Columnar Deduplication and Column Tokenization: Improving Database Performance, Security, and Interoperability
For some time now, a special technique called columnar deduplication has been implemented by a number of commercially available relational database management systems. In today’s blog post, I discuss the nature and benefits of this technique, which I will refer to as column tokenization for reasons that will become evident.
Column tokenization is a process in which a unique identifier (called a Token ID) is assigned to each unique value in a column, and then employed to represent that value anywhere it appears in the column. Using this approach, data size reductions of up to 50% can be achieved, depending on the number of unique values in the column (that is, on the column’s cardinality). Some RDBMS’s use this technique simply as a way of compressing data; the column tokenization process is integrated into the buffer and I/O subsystems, and when a query is executed, each row needs to be materialized and the token IDs replaced by their corresponding values. At SAND, column tokenization is the core of our technology: the tokenized structure is actually used during query execution, with row materialization occuring only when the final result set is returned. We also use special compression algorithms to achieve further size reduction, typically on the order of 95%.
The scope of the column tokenization process can vary, depending on the specific implementation: some databases (like SAND) will create and maintain a single pool of unique values for the entire database, while others will create a hidden pool for each unit of page size or block size. Another major difference relates to how dynamic the process is: in some RDBMS’s, the cardinality of the column must be specified in advance in order for the system to select the correct Token ID size (a Token ID is usually an unsigned integer number stored into 1, 2, 4 or 8 bytes and 1 bit). Making this specification requires a survey of the data, which can be a time-consuming operation. SAND’s implementation is dynamic, in that the Token ID size is automatically selected during the tokenization process, and can vary within a given column. Finally, some databases perform multi-column tokenization, where a single Token ID is used to replace the values of multiple contiguous columns taken together. For example, if a table contains the contiguous columns “Product_Id”, “Product_Name” and “Product_Description”, a single Token ID might be used to replace the associated values in these three columns. Multi-column tokenization of this sort has some constraints: the columns must be contiguous, they can’t be updatable, and the table rows need to be materialized before being used to respond to a query.
The list of unique values created by the column tokenization process can be defined as a hidden “dictionary”, or can be a real database object created by the DBA. At SAND, we call this structure a Domain. Once created, a given Domain can be associated with different Columns: for example a Domain defined to store IP addresses can be used by any column of any table in the database that contains IP address data. Having columns that share the same underlying domain enables quick comparisons, since integer values will be compared rather than character values. This can improve the overall operational performance of the database. Another interesting aspect of the tokenization process is the logic of Token ID assignment: Token IDs can be assigned in chronological order or in a Lexical order. The Lexical ordering transforms the underlying Token ID into a Lexical ID, which enables fast ordering.
A specific type of tokenization can be used for integer values, where the integer value itself can become the Token ID. This representation enables definition of Universel Token IDs, which can be exchanged between distributed databases that share the same underlying architecture but not the same value set.

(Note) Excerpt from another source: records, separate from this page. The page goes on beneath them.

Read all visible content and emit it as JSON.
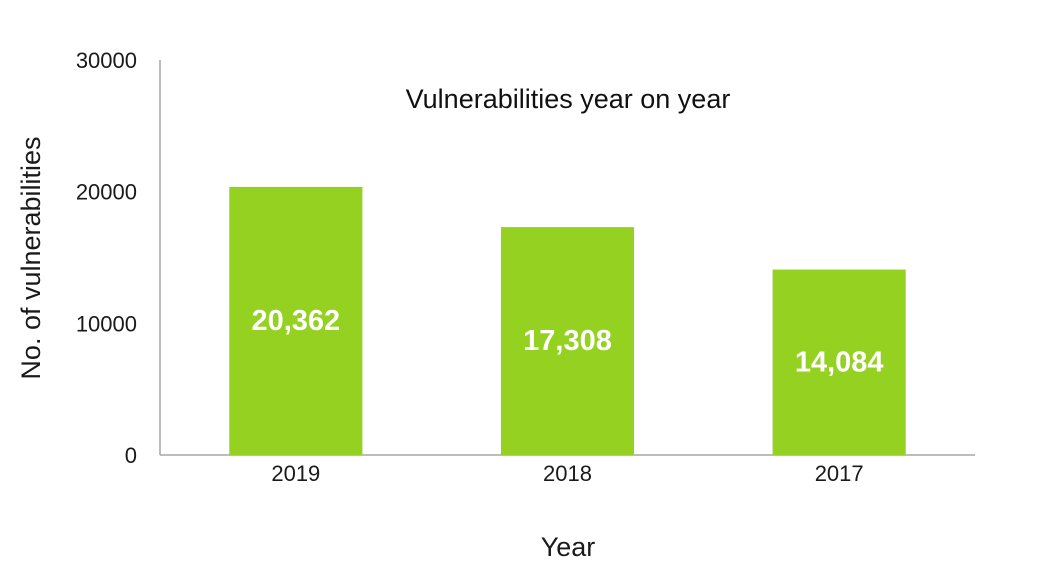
{
  "chart_data": {
    "type": "bar",
    "title": "Vulnerabilities year on year",
    "xlabel": "Year",
    "ylabel": "No. of vulnerabilities",
    "categories": [
      "2019",
      "2018",
      "2017"
    ],
    "values": [
      20362,
      17308,
      14084
    ],
    "data_labels": [
      "20,362",
      "17,308",
      "14,084"
    ],
    "ylim": [
      0,
      30000
    ],
    "yticks": [
      "0",
      "10000",
      "20000",
      "30000"
    ],
    "bar_color": "#95d121",
    "axis_color": "#a6a6a6",
    "grid": false,
    "legend": "none"
  }
}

Often, a database will contain multiple columns that act as flags with only two possible values, for example Y and N or 1 and 0. For those columns, the underlying tokenization process can be associated with a bitmap, where 0 will associated with one value, and 1 with the other .
As I mentioned at the beginning of this post, Column Tokenization techniques have been in use for a long time, and have demonstrated great advantages for very large databases in terms of I/O workload reduction. Currently there are not many commercial databases that operate directly on tokenized structures to enable query performance improvement. The notion of Universal Token IDs, or pseudo-Universal Token IDs, is an interesting concept which could be used to improve and secure database data exchange and physical data partitioning.
In upcoming posts, I will introduce the concept of Intelligent Information Management, as supported by the implementation of a Corporate Information Memory.